Hmm… Mungkin sekarang aku akan memilih untuk membalas dendam kepada Aizen. Ah, tapi tak ada gunanya. Toh aku sudah mati. Menurutku sebaiknya jangan buang-buang waktu untuk membalas dendam seperti itu. Pada akhirnya Aizen akan memperoleh hukum karmanya sendiri suatu saat nanti.
Nah, tinggal 4 menit lagi.
Kau tidak perlu meminta maaf. Akulah kakak yang jahat. Aku membiarkanmu dalam keadaan seperti ini. Terjepit di tengah-tengah.
Kau tidak akan bisa menemukanku lagi, Hitsugaya. Aku akan segera hilang. Dan mungkin kau akan melupakanku nanti. Aku sama sekali tidak keberatan kalau kau melupakanku. Aku memang pantas mendapatkannya.
Sekali-sekali, pergilah ke dunia manusia. Kau juga perlu penyegaran, Hitsugaya. Tugasmu sebagai Kapten Divisi 10 pasti membuatmu lelah. Jangan terlalu serius. Kau akan cepat tua nanti.
Hitsugaya tersenyum membacanya. Perkataan itu memang benar, dia terlalu serius.
Yah, baiklah. 2 menit lagi. Terima kasih kau sudah mau mengomentari pakaianku.
Dan kau tidak cengeng, Hitsugaya. Kita semua pasti pernah menangis. Menangis itu tidak apa, asal kau tidak berlarut-larut dalam kesedihan.
Tersenyumlah. Kau butuh itu. Senyum itu gratis, Hitsugaya. Cobalah untuk tersenyum—di depan semua orang—jangan tersenyum sendiri. Kalau tidak, kau bisa dikira orang gila.
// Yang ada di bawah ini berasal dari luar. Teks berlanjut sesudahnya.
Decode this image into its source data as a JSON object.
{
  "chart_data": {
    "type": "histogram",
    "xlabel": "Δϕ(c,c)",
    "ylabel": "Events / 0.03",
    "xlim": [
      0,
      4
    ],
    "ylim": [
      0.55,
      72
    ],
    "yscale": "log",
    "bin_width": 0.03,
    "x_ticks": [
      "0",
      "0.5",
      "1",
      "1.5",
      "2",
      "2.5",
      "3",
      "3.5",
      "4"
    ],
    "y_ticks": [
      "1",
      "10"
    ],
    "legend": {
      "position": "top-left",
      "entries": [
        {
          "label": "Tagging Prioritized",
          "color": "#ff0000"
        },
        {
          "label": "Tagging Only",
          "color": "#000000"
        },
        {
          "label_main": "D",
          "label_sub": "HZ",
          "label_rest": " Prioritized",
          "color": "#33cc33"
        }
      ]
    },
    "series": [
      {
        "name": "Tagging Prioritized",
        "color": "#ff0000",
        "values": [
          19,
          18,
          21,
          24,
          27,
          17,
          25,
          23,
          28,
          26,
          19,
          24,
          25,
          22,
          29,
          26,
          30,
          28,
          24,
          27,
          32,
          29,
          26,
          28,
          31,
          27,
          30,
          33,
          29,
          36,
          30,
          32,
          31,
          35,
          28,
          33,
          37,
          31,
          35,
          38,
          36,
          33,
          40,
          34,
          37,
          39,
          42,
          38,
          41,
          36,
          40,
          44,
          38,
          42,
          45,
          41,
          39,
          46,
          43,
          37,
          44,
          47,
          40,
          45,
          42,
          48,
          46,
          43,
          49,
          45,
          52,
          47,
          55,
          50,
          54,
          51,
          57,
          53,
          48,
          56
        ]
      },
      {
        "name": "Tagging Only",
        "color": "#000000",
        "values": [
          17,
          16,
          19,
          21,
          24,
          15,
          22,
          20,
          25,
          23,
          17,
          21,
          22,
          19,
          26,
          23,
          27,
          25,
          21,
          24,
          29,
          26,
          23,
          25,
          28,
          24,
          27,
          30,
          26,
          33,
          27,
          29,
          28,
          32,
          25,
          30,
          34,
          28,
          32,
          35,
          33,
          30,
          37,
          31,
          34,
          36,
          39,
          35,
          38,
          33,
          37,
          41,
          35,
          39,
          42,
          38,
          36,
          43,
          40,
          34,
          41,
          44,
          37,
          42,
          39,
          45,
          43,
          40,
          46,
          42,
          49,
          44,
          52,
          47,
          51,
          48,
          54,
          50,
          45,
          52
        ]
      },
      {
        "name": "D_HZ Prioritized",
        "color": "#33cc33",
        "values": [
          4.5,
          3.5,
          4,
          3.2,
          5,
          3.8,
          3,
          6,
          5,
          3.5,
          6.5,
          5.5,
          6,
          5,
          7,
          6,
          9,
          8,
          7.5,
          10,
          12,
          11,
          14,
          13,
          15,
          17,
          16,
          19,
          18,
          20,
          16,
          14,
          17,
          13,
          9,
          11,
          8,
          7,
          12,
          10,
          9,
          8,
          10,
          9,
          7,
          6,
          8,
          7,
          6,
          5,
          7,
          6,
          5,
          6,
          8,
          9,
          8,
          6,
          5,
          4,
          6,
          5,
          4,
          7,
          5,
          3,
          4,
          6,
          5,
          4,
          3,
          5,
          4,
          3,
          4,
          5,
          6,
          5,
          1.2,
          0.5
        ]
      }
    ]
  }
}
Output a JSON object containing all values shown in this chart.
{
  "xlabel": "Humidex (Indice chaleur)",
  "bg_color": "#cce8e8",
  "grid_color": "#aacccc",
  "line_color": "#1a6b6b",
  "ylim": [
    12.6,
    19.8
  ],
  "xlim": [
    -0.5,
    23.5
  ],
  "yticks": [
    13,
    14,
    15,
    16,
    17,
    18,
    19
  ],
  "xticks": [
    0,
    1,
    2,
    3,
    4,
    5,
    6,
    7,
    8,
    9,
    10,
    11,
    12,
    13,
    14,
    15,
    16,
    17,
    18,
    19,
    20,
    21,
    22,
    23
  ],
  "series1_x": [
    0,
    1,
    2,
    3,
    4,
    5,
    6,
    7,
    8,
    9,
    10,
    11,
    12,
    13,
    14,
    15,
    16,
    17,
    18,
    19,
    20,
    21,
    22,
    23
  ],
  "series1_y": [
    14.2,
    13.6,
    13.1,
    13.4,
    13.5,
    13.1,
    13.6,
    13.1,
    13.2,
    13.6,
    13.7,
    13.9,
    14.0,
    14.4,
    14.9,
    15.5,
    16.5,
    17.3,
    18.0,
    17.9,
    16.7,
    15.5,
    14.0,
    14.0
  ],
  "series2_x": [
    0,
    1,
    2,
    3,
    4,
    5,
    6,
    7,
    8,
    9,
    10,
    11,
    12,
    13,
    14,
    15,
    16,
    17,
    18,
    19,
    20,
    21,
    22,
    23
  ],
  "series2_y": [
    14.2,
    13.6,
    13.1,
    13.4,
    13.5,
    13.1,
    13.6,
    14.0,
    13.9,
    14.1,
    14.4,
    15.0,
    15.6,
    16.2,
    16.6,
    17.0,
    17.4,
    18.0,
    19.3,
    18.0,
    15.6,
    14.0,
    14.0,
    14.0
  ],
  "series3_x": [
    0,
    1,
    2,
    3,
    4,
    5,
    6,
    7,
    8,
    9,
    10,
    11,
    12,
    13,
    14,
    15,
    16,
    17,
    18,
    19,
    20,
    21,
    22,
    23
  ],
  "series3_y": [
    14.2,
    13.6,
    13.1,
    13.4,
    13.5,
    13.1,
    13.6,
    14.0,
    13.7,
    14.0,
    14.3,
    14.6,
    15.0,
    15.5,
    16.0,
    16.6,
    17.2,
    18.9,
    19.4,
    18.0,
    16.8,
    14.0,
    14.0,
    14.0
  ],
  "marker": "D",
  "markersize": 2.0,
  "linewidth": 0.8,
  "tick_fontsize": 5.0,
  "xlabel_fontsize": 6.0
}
Baik. 1 menit lagi. Aku hanya ingin memberitahumu satu hal lagi.
Aku menyayangimu, Toushiro. Aku sangat menyayangimu, adikku. Jangan kecewakan aku, ya? Jagalah Hinamori. Dia memang cocok untukmu—itu menurutku.
Salam untuk Hinamori dan… seluruh Gotei 13… termasuk untuk Yamamoto Genryuusai Shigekuni (apakah aku benar menulisnya? Seingatku namanya begitu). Aku minta maaf atas niatku ingin membalas dendam kepadanya saat itu.
Jaga dirimu baik-baik. Kita akan bertemu lagi suatu saat nanti.
S.a.l.a.m.
Tercera Espada
Tia Harribel.
(NB: Mestinya Tia Hitsugaya saja ya? Tapi aku suka nama Harribel)
Hitsugaya tersenyum sedih. Dilipatnya surat itu dengan penuh kasih sayang, lalu menyimpannya baik-baik di dalam kantong bajunya.
"Terima kasih, kakak. Sampai jumpa…"
.
.
.
.
Di bawah pohon sakura yang rindang itu, duduklah seorang gadis. Rambutnya yang berwarna kuning cerah digerai dan tertiup angin. Ia bersimpuh, matanya terpejam dan bibirnya terkatup rapat. Gaun putih berenda hitam yang digunakannya ikut melambai-lambai bersama angin. Di tangan si gadis ada selembar kertas. Berwarna hijau seperti rerumputan segar, dan memiliki aroma vanili.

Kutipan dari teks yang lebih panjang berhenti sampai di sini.